Sequence-specific correction of genomic hypoxanthine-guanine phosphoribosyl transferase mutations in lymphoblasts by small fragment homologous replacement.

Oligo/polynucleotide-based gene targeting strategies provide new options for achieving sequence-specific modification of genomic DNA and have implications for the development of new therapies and transgenic animal models. One such gene modification strategy, small fragment homologous replacement (SFHR), was evaluated qualitatively and quantitatively in human lymphoblasts that contain a single base substitution in the hypoxanthine-guanine phosphoribosyl transferase (HPRT1) gene.
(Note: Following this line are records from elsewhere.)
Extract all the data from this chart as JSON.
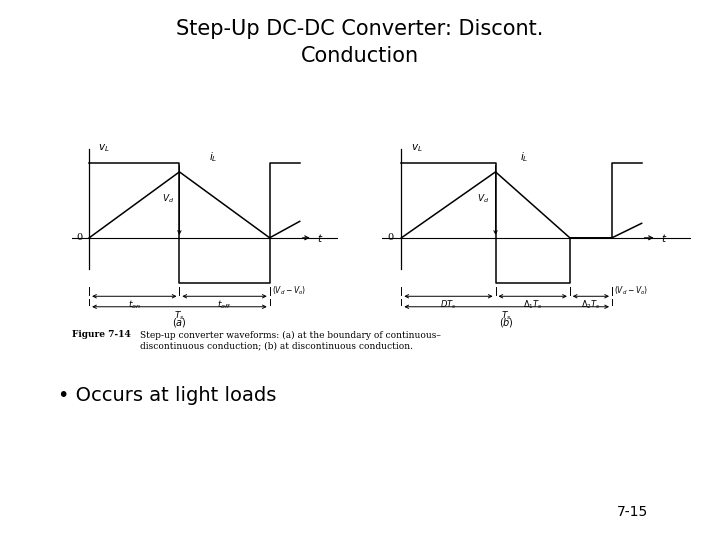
{
  "title_line1": "Step-Up DC-DC Converter: Discont.",
  "title_line2": "Conduction",
  "bullet": "• Occurs at light loads",
  "page_number": "7-15",
  "fig_caption_bold": "Figure 7-14",
  "fig_caption_normal": "  Step-up converter waveforms: (a) at the boundary of continuous–\ndiscontinuous conduction; (b) at discontinuous conduction.",
  "background_color": "#ffffff",
  "line_color": "#000000",
  "plot_a": {
    "label": "(a)",
    "ton": 0.42,
    "toff": 0.42,
    "vpos": 1.0,
    "vneg": -0.6
  },
  "plot_b": {
    "label": "(b)",
    "D": 0.38,
    "D1": 0.3,
    "D2": 0.17,
    "Ts": 1.0,
    "vpos": 1.0,
    "vneg": -0.6
  }
}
Because HPRT1 mutant cells are readily discernable from those expressing the wild type (wt) gene through growth in selective media, it was possible to identify and isolate cells that have been corrected by SFHR. Transfection of HPRT1 mutant cells with polynucleotide small DNA fragments (SDFs) comprising wild type HPRT1 (wtHPRT1) sequences resulted in clones of cells that grew in hypoxanthine-aminopterin-thymidine (HAT) medium. Initial studies quantifying the efficiency of correction in 3 separate experiments indicate frequencies ranging from 0.1% to 2%. Sequence analysis of DNA and RNA showed correction of the HPRT1 mutation. Random integration was not indicated after transfection of the mutant cells with an SDF comprised of green fluorescent protein (GFP) sequences that are not found in human genomic DNA. Random integration was also not detected following Southern blot hybridization analysis of an individual corrected cell clone.